À l’occasion de la reprise, le plus bas soumissionnaire lors de l’appel d’offres initial devra composer avec un impondérable de ces cas d’annulation : entre l’appel d’offres initial et la reprise, le prix le plus bas a tendance à diminuer sensiblement.

Cela mène à un triste constat : quand un appel d’offres est annulé puis repris, le donneur d’ouvrage y gagne et les entrepreneurs, collectivement, y perdent.

Nous l’avons vu, sauf dans des circonstances exceptionnelles, les tribunaux ont l’habitude d’avaliser le choix des donneurs d’ouvrage d’annuler un appel d’offres et de le reprendre. Or, étant donné les avantages financiers qui leur en résultent de façon systématique, il y a fort à craindre que la tendance des donneurs d’ouvrage à se prévaloir du droit d’annuler un appel d’offres soit un comportement dont la prévalence ira en s’accroissant.

La sensibilité du sujet que nous abordons est bien mise en lumière par le contraste frappant qu’il y a entre le cadre normatif des rappels d’offres au sein du Code de soumission du BSDQ par rapport à la situation qui prévaut en droit commun en matière d’annulation puis de reprise d’un appel d’offres.

Le Code du BSDQ n’est certes pas parfait. Il a ses défenseurs et ses détracteurs. Cependant, le Code du BSDQ est tout de même le fruit des apports que des entrepreneurs en construction y ont fait depuis près d’un demi-siècle. On y retrouve un encadrement d’enjeux d’importance pour l’industrie. Or, dans ce Code, le statut de plus bas soumissionnaire conforme se voit protégé. Ce statut reste en vigueur pendant de longs mois avant d’être sujet à déchéance. Par ailleurs, au chapitre I du Code, le droit à la tenue d’un rappel d’offres à l’issue duquel le plus bas soumissionnaire conforme pourrait se voir déclassé par un concurrent fait l’objet d’un encadrement sévère. Cela contraste avec la grande désinvolture affichée par les tribunaux à l’égard des situations où les donneurs d’ouvrage – parfois par leur faute – en arrivent à choisir d’annuler un appel d’offres puis de le recommencer.

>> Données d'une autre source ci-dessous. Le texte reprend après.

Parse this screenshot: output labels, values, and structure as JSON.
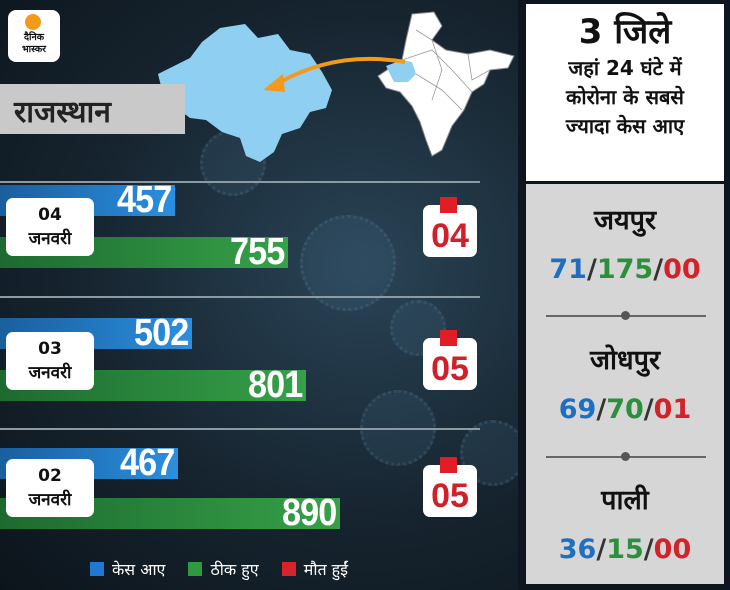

Le balancier penche actuellement outrageusement en faveur des donneurs d’ouvrage quand il s’agit de juger de la responsabilité qui pourrait leur incomber à la suite de l’annulation d’un appel d’offres. À notre avis, cela implique que davantage d’efforts et d’imagination devront être déployés devant les tribunaux pour ramener progressivement ce balancier du côté de la collectivité des entrepreneurs.